今日は、阪神水道企業団への宝塚市の加入を祝う通水式でした。
場所は、西宮市の甲山調整池。

阪水の全ての構成市(芦屋・尼崎・神戸・西宮と宝塚)の市長、企業団議会議長、宝塚市議会議長、企業団正・副企業長…勢揃いでした。
本日から宝塚市も淀川からの原水を利用します。

写真は中川智子宝塚市長からの挨拶の様子。
共産党からは、辻修尼崎市議と私が出席しました。

2017年度本予算

    2017年度当初予算の規模は、一般会計・特別会計・企業会計合わせて、約1兆8097億円。
    今年度は、これまで兵庫県予算だった教職員の人件費が神戸市に移管されたため、増額となりました。
    共産党議員団は予算案に反対しました。
    久元市政は「震災にめどが立った」として”大型開発復活”を宣言し、「成長産業」への支援に偏重した安倍政権に追随する予算を組んでいるからです。
    その財源のねん出のために、福祉の予算、中小業者・商店街、学校や公営住宅などの公共施設の切り捨てを進めています。
    予算は市民のためにあります。
    だからこそ、「住民の福祉の増進」という自治体本来の仕事を予算編成の中心に据えなければなりません。
    150数万の市民が神戸で暮らし、神戸で仕事をする、元気で活気あふれるまちにとって必要なのは、大型開発優先・大企業応援型の古い政策ではなく、内需主導で地域経済の好循環をつくることです。
    何よりも、一人一人の住民によって、神戸市が作られるのですから、住民目線で施策を展開するべきです。
    また、被災者に寄り添い、安心して住み続けられるようにすることは市の当然の責務です。
    毎年のことですが、予算組み替え動議を提出しました。
    2兆円近い予算規模を正しく運用すれば、若い人も高齢者も勤労者や青年・学生にとっても魅力あふれる神戸にすることは可能です。

財政調整基金

「要望はありますが、市も財政がたいへんだから…」。
しかし近年の神戸市の会計は、単年度黒字を続けています。
「財政調整基金」という言わば、神戸市が積み立てている貯金があります。
これが、なんと約128億円も溜まっているのです。
では、何でそんなに?
これは、
市職員の削減、給食調理員の非正規化、保育所の統廃合・民営化、福祉パス制度の改悪など、市民への負担を続けてきた結果でもあります。
この基金は、特定の目的のためにしか使えない基金ではありません。
条例では、緊急的に必要な場合に補てんするために使うものだと定められていますが、工夫をすれば、福祉・暮らしの向上に役立てることが出来ます。
◇   ◇   ◇

私;「財政調整基金を取り崩して、市民のくらし・福祉の予算に充当するべきではないですか?
行財政局長;「経常的な事業は経常的な歳入で賄うべきと考えています」
私;「新年度予算で、施設工事に100億円を超える一般財源を充てています。
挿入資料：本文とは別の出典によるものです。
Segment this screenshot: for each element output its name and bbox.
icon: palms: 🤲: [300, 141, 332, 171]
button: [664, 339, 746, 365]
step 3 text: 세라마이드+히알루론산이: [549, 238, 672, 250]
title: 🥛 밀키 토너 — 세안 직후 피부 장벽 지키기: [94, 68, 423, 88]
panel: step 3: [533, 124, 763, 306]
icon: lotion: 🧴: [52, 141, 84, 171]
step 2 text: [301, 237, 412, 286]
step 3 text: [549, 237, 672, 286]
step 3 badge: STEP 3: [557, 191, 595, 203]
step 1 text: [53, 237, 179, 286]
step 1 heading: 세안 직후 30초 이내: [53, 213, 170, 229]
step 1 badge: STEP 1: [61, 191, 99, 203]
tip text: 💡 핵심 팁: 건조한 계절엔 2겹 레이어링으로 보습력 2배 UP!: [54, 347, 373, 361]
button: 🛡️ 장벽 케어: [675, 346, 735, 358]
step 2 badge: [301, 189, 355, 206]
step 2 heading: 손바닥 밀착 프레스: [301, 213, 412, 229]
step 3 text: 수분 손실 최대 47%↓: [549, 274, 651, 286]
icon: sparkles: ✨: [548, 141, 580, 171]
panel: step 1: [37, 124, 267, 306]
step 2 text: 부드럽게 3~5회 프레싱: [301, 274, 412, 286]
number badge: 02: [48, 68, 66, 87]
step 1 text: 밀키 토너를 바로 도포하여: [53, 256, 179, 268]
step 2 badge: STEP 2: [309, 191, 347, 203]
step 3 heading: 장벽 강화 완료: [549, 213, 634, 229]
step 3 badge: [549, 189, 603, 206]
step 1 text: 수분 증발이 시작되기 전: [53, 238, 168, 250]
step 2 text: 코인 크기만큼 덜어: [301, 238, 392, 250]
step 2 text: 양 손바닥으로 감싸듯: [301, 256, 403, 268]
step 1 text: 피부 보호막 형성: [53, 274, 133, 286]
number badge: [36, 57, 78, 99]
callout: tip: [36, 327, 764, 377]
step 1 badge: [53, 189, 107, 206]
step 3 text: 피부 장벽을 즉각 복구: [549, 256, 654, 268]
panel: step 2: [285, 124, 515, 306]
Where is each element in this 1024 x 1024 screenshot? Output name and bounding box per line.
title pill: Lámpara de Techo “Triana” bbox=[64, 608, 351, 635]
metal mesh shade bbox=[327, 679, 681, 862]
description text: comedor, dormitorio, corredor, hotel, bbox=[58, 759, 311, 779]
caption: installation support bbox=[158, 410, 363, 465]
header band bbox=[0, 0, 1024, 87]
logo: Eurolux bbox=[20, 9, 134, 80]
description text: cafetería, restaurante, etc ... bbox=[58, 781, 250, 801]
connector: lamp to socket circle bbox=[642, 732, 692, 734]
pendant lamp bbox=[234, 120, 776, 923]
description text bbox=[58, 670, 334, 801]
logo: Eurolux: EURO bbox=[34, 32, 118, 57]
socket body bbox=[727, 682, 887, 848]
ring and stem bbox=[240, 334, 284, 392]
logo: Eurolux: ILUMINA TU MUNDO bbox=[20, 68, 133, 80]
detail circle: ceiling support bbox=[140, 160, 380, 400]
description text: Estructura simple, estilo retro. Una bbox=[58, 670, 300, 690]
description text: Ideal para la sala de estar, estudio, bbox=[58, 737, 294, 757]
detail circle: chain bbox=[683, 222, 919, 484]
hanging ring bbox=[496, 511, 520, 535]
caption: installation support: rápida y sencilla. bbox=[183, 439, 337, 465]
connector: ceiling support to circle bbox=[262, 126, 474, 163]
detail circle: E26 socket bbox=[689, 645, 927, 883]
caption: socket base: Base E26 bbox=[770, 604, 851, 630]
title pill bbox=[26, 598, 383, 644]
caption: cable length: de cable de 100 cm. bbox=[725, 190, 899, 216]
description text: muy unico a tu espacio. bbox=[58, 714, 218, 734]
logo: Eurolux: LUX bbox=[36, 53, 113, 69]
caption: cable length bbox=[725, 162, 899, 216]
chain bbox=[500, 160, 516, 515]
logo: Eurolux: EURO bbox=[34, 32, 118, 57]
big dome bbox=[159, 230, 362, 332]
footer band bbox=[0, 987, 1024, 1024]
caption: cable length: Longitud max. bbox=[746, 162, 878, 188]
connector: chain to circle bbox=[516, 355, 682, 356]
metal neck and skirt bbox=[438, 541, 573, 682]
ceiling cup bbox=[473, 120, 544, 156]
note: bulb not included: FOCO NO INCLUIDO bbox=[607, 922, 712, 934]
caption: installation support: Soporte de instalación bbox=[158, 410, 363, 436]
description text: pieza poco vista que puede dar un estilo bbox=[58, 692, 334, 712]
ここに基金を充てれば、暮らしに必要な予算が確保されます」

─予算特別委員会でこんなやり取りがありました。
学校の施設改修工事など、緊急的な費用を補正予算を組んで、一般財源から充当していますが、その分を財政調整基金で賄う─そうすれば、その浮いた分を、例えばこどもの医療費を無料にすることや、医療や介護、保育料の軽減、保育所の整備…今までやって来なかったことにまわせるはず!!
財政調整基金については、国(総務省)も、「確実かつ効率的な運用を行いつつ、優先的に取り組むべき事業への活用を図るなど、適正な管理・運営に努められたい」と述べています。
財政は市民ためにある。
これからも積極的に提案していきます。

◇財政調整基金(残高)の推移
2013(平成25)年度 83億8000万円
2014(平成26)年度 110億円
2015(平成27)年度 128億6000万円
2016(平成28)年度 128億9000万円
2017(平成29)年度 129億円

「トップランナー方式」で地方独立行政法人化に拍車が掛かる

    神戸市看護大学は学生と院生を合わせて400人規模の単科大学。
    神戸市は新年度から地方独立行政法人化に向けた検討を開始することになります。
    以前からそういう方向での検討をしようとしていたようですが、国の「トップランナー方式」の導入によって、いっそう拍車が掛かると思われます。
    しかし、そんなことをして何のメリットがあるのでしょうか?
    「小規模な公立大学については、法人化にコストがかかることから効率化が困難となる可能性がある」と国の資料でさえもそういう指摘がされているにもかかわらず…。
    私は予算特別委員会でそういう指摘をすると、「規模のメリットについては様々な議論があるが…」「看護の単科大学で地方独立行政法人に移行していない大学はないから」と頑なな態度。
    私の知っている学生さんはこの春、2回生に進級。朝9時の1限目の開講から夕方遅くまで毎日、授業と実習に大忙し。
    将来の目標に向けて、アルバイトと両立させながら頑張っているようです。
    「専門の勉強をしっかり学びたい」
    「ボランティアの活動に興味がある」などといったまじめな学生の多い大学だなという印象がとても強い。
    これまで通り、直営で大学を運営して何が悪いのでしょう?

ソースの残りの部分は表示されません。